Search And Destroy: Soothing Skin Irritation From CPAP Masks

If you've been diagnosed with sleep apnea and told to use a continuous positive airway pressure machine, or CPAP machine, be prepared for a few possible side effects. Skin irritation is a rather common side effect, but it can go beyond just a little redness. If skin irritation is ignored for too long, it can result in pressure sores and infections. Here are some ways to find out what's causing the irritation, as well as some ways to eliminate it.  

Check Your Skin Cream

If you use any sort of skin cream at night, look closely at the ingredients. If the cream contains a petroleum product, like petroleum jelly, stop using it. Sometimes petroleum jelly can cause the pad on the CPAP mask to deteriorate, making it rougher. That can literally rub your skin the wrong way and cause sores.

Clear up Oily Skin

Whether you use a cream or not, if you have oily skin, that can make the mask move around a bit and not adhere too well. Again, that can irritate your skin. washing your face before going to sleep may help.

Verify Allergies

If the irritation is really a case of hives produced due to allergies, you have some detective work ahead of you. Find out the composition of the mask's pads (all silicone, or part latex) and get an allergy test done for those. If you've started treating the irritation with a topical antibacterial medication containing neomycin, you might have developed an allergy to the neomycin itself. Switch to another topical medicine that does not contain neomycin; if the sores or irritation clear up, then you likely have a neomycin allergy. You'll have to check with an allergist to be sure, though.

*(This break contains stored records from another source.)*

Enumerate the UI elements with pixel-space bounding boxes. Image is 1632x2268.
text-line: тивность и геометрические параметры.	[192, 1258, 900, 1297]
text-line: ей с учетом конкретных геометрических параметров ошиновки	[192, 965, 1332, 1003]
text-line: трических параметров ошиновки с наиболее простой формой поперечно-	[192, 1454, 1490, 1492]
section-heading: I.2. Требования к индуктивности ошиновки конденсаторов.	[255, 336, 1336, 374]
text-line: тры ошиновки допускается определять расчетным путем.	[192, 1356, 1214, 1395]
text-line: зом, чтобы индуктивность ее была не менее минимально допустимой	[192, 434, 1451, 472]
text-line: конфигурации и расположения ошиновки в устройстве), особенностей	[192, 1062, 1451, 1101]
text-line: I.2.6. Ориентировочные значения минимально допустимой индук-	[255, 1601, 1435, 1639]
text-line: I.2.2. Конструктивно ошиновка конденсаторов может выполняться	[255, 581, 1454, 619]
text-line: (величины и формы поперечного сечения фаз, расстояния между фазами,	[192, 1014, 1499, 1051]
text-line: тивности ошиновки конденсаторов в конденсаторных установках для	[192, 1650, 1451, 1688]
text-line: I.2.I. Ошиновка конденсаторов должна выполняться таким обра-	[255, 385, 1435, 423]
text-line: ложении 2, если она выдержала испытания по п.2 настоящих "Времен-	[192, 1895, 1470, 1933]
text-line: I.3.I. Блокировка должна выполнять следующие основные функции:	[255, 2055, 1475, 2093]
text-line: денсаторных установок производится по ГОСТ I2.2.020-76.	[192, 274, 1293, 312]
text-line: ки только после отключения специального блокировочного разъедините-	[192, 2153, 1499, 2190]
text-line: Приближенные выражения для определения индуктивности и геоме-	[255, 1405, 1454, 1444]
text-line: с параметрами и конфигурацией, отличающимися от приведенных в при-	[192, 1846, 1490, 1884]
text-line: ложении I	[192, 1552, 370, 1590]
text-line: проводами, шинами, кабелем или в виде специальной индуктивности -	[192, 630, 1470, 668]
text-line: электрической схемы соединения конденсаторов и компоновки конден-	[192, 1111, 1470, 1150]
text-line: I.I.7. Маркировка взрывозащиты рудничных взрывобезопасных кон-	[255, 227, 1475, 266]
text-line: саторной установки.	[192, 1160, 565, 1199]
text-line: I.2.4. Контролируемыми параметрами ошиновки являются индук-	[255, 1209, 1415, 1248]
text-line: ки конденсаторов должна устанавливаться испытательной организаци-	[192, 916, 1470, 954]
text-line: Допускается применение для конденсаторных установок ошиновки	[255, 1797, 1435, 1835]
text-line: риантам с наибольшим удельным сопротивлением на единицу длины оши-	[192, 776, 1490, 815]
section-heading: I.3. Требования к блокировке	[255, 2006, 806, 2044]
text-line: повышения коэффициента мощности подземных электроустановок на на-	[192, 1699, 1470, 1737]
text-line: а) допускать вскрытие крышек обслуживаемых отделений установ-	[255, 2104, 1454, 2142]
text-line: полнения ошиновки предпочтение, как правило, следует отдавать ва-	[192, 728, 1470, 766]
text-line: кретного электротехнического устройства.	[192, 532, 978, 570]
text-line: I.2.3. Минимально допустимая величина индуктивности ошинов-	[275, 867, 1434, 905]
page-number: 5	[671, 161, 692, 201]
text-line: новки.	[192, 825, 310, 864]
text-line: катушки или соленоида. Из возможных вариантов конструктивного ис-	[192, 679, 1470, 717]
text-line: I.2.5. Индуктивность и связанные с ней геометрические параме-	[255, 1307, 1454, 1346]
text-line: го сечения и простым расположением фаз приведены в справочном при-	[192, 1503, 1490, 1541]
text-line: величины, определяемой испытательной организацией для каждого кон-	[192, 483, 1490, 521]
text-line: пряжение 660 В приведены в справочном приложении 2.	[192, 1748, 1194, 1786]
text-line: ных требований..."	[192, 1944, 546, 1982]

Check the Mask Placement and Fit

Go back to your doctor with the mask and ask the doctor to show you proper fit again. It could be you have the wrong size mask or have been making the straps too tight. If you've lost or gained a lot of weight, this can also affect mask fit because your face will become thinner or thicker.

Check Other Procedures

It could be the CPAP mask is not for you. If the cause of your apnea can be pinpointed, you can try treating the cause. For example, if the apnea is caused by your tonsils, a tonsillectomy may help clear up the condition. There are several alternatives to CPAP masks--such as a sleep apnea procedure--so talk to a sleep doctor about ways to open up your airways without the mask.